JOHNS CREEK, Ga. – Tiger Woods’ stunning downfall has gotten worse: He missed the cut at the PGA Championship.
And it wasn’t even close.
The player who once dominated golf headed home Friday after shooting a 10-over 150 at Atlanta Athletic Club, coming up short of the cut by a staggering six strokes.
With no one seizing control of the tournament, this became another day to focus on Woods’ collapse, his career in tatters because of personal failings and a broken game.
Consecutive double-bogeys at the 11th and 12th holes ruined any hopes he had of making it to the weekend. He finished with a 3-over 73 on the heels of an opening-round 77.
“I hit 20 bunkers in two days. I had four or five water balls,” Woods said. “That’s not going to add up to a very good score.”
This was only the third time he’s missed the cut in a major as a professional, following the 2006 U.S. Open at Winged Foot (shortly after the death of the his father) and the British Open at Turnberry two years ago.
Woods finished in appropriate fashion at the 18th, putting his tee shot in the bunker, his second shot in the water and finishing with a bogey.
He was on the sideline for three months – missing the last two majors – because of an injured leg. Woods returned a week ago at Firestone, proclaiming himself fully fit and ready to go for his 15th major title.
That will have to wait.
Woods is dropping out of public view again for another long layoff. He won’t attempt to qualify for the FedEx Cup playoff, so his next tournament will be in November when he heads to Australia.
There’s a lot of work to do, though Woods believes it largely has to do with trusting the changes in his swing.
“My cut shots don’t cut as much and my draws don’t draw much,” he said. “You think it would be pretty easy, but I’ve played for years a certain way, and I’m going to have to kind of get my sight lines where I feel comfortable with it.”
If Woods missing the cut was the biggest surprise, the golfers at the top of the leaderboard were close behind.
Keegan Bradley, playing in his first major, shot a 64. Jason Dufner, who had missed the cut in five of his last six events, made 65. Both were at 5-under 135.
“I’m playing some good golf,” said Bradley, the nephew of LPGA Hall of Famer Pat Bradley. “When you’re playing well, it seems easy.

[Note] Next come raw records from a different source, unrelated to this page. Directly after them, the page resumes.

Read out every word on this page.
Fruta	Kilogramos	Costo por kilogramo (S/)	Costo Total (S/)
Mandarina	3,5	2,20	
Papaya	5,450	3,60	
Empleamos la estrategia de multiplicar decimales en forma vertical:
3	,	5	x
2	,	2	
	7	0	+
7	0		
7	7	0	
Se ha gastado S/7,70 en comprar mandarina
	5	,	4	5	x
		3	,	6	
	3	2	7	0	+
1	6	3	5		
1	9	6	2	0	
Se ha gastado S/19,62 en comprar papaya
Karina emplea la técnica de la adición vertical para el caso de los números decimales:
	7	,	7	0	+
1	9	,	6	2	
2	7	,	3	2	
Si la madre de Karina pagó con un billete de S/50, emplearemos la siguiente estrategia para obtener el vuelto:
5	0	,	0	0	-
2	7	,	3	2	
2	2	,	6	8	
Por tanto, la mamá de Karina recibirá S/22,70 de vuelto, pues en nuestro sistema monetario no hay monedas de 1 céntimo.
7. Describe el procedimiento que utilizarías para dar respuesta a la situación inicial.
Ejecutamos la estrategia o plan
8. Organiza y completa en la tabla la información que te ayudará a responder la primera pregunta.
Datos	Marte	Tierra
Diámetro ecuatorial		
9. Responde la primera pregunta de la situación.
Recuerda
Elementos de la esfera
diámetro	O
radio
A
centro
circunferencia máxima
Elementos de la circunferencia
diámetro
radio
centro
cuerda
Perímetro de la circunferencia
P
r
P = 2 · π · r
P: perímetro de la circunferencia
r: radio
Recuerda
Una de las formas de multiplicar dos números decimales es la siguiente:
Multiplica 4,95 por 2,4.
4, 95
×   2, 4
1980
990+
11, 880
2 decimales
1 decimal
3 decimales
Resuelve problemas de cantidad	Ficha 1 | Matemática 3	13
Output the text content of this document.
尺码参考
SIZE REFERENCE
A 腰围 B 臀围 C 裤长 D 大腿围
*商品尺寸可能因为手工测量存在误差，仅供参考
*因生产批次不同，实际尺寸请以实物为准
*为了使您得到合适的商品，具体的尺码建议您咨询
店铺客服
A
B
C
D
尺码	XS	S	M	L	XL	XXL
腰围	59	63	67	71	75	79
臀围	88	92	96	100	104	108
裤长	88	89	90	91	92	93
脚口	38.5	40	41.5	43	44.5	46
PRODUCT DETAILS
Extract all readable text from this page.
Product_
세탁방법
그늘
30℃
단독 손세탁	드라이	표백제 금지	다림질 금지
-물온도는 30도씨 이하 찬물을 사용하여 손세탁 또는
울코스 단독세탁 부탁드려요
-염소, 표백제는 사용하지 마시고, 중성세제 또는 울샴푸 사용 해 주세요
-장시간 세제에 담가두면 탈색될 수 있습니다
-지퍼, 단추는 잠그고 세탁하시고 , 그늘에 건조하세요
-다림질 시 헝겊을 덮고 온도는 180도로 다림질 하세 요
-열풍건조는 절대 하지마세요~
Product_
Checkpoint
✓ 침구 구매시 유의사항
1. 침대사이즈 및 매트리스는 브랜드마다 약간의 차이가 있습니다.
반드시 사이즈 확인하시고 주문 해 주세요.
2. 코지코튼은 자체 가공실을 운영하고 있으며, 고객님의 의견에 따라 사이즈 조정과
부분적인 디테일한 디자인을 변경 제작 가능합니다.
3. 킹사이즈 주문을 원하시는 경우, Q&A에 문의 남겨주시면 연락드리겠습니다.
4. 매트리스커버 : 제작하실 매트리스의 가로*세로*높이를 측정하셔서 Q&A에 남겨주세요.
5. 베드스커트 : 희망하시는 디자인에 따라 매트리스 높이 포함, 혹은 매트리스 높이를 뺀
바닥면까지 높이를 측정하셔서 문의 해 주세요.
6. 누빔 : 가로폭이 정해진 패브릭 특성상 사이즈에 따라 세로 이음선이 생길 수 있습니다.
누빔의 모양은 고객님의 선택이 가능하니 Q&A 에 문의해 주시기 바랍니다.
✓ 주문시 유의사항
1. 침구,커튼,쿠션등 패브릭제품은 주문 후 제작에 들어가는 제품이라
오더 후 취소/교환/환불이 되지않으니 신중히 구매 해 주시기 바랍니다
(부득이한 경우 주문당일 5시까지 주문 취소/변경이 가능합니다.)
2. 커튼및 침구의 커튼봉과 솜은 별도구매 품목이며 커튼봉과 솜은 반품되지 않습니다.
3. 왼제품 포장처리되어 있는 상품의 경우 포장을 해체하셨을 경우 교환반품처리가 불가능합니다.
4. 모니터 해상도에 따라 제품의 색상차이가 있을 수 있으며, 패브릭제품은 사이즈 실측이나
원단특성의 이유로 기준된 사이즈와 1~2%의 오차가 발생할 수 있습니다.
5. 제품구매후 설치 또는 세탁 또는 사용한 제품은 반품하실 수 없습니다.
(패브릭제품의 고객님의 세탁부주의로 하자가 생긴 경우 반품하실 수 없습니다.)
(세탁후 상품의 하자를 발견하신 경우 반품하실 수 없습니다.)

I’m hitting a lot of greens and putting some of the best I’ve putted all year.”
Steve Stricker came into the round with a two-stroke lead after a bogey-free 63 – tied for the lowest score ever in a major and just a hair away from having the record all to himself. He missed a 10-footer for birdie and a 62 at his final hole Thursday.
There would be a lot more of those on Friday. Suddenly, one of the game’s steadiest putters couldn’t make one, lipping out a couple of short attempts and ceding the lead with four bogeys on the front side. He slumped to a 74 and was two shots off the lead.
Jim Furyk (65), D.A. Points (67), John Senden (68) and Scott Verplank (69) were one shot behind at 136.
Rory McIlroy hasn’t given up challenging on the weekend, even after struggling to a 73 that included a triple bogey. He was eight shots off the lead.
Just making it through the first two days was an accomplishment for McIlroy, given what he did on his third hole of the tournament. The 22-year-old from Northern Ireland strained a tendon Thursday when he foolishly took a swing with his ball sitting against a thick tree root.
He considered quitting a couple of times, but felt comfortable about carrying on after getting an MRI and being told by the medical staff that he couldn’t do any more damage. With a heavily taped arm and wrist, he carried on another day – and did well enough to make it to the weekend.
“If it wasn’t a major,” he said, “I probably would’ve stopped.”
McIlroy said his wrist didn’t hurt as much in the second round.